Wealth of Podcasts

I remember searching hard for good technical podcasts about a year ago. There were really just a few at that point like Drunk and Retired, ZDot, and the Polymorphic Podcast. Today there’s a wealth of them. Just following a blog link I noticed NetObjectives has a Lean Agile Straight Talk podcast.

All this means is I have about 48 hours of backlog right on the old iPod and I can afford to be picky.
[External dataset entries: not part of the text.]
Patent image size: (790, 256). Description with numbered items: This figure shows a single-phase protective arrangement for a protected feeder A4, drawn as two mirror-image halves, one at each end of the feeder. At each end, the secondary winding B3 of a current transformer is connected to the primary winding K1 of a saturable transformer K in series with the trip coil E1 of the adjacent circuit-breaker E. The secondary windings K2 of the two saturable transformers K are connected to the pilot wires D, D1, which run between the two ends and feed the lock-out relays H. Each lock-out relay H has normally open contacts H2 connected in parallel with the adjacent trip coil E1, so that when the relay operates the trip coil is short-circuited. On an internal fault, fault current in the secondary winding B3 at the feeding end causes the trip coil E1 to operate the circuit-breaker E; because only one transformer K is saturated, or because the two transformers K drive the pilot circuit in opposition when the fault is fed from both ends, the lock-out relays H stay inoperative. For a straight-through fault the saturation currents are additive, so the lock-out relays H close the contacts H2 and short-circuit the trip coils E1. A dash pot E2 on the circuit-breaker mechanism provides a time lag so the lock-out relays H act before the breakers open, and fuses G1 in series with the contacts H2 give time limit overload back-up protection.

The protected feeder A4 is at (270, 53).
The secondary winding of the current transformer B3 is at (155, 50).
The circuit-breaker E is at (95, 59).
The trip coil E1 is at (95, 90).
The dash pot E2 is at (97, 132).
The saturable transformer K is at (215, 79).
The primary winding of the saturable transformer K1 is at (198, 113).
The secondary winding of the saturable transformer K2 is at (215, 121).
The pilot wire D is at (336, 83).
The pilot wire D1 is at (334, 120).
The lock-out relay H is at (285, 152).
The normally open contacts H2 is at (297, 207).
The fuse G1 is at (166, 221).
A lot of podcasts I would have listened to on IT Conversations now don’t even warrant a download.

Iteration Zero Versus Cycle Zero

About 9 months ago I tried to explain to one of my developers the idea of an iteration zero. Sort of a quick organization of setting up for the project for a few weeks. I tried to find some references to it to point him too, but I didn’t manage to find any even though I was convinced I read about it somewhere.

If Scott Ambler is right it’s an assumed idea for Agilists, but “little has been written about this subject.” His definition is:

Agilists refer to the initial iteration of a project as “Cycle 0,” during which you determine whether the project is feasible, setup the technical environment, start building the team, and do sufficient modeling to support these activities. Sounds like what you do on a traditional project? Absolutely. The difference, however, is agilists achieve the same goals with a lot less effort—Cycle 0 is typically a week or two at most.

Small anecdotal evidence, but out of our three official Agile pilots the one that went the smoothest had a good 3-4 weeks in Cycle 0. The other two leaped off on Sprint #1 with minimal planning. The biggest pain seemed to be that very little initial work had gone into requirements, use cases in our world. For Sprint #1 it was hard for the developers and QA folks to do estimates and it’s taken a while to catch up.

Big Visible Charts

James Shore has a post on Informative Workspaces. He suggests using hand drawn charts and having everyone on the team update them where possible. Some of his ideas for charts include:

  • A chart showing pairing time.
  • A chart showing pairing combinations.
  • A team calendar.
  • A code coverage chart.
  • A chart of tests executed per second.
  • A chart of the lines of code in the system.
  • A chart of the age of the oldest open support request.
  • A chart of non-story work.
  • A chart of unavailable customer guesses.
  • A chart of customer and programer interactions.

We have yet to do any serious experimentation with pairing yet, so we haven’t used charts for that. We have used charts for the team calendar and code coverage. We’ve also used charts for number of unit tests and to track tasks. Reading this post gave me the idea that I need to try doing a hand-drawn chart of our code coverage. I tend to use a stock Clover print-out and I only occassionally change it. I really like the idea of the team owning the chart and updating as well. This does happen with the calendar and the task board, but I think it could be useful for some of these other charts.

Messy Picture: Java Web Frameworks

Matt Raible recently posted on web frameworks via another post by Tim O’Brien. His points were:

  • The Struts project has gotten confused with the split between Struts Shale and Struts Action (Webwork) which has hurt adoption.
  • “JSF continues to be the most over-hyped under-used framework in Javaland.”
  • He’s yet to “meet an unhappy WebWork fan.”
  • The learning curve on Tapestry is too high and it doesn’t maintain backwards compatibility.
  • Spring MVC is fine, but Matt has found “WebWork much more pleasurable to work with.”
  • Given the options you should go with Struts Action 2 (aka Webwork).

I’d be happy if WebWorks became the defacto web Java web framework as a successor to Struts, but unfortunately for now it’s still a wait and see game. In the meantime after about 9 months with JSF we continue to struggle with the six phase lifecycle and reliance on tooling. At least Ruby on Rails has forced the java community to wake up and smell the coffee.

Works On My Machine

Continuous Integration is a good thing.

Hmmm, it works on my machine.

— Developer

I paired up with a developer yesterday to hook a new project into the build box and Cruisecontrol. We expected a few wrinkles since this is the first project we’re hooking up to maven instead of ant. Should be just a simple **** tag and a few parameters.

We got past the parameter settings faster than expected, maybe 5 minutes on syntax errors like using


instead of


and forgetting to checkout the project manually for the first run. So after five minutes it’s up and running, but it starts failing soon after getting started.

So next we try debugging by just running the maven goals in the checked out codebase. Over and over again it pulls down about 10 dependent jars and then bails on the 11th. It’s not the same jar each time so the error isn’t obvious. Current theory is maybe the build box is being throttled by the proxy server, but it was late so we’ll get back to it in the morning. The build of course works on the developers machines.

Without hooking up the continuos integration early in the project we would have missed what may be a fairly subtle bug.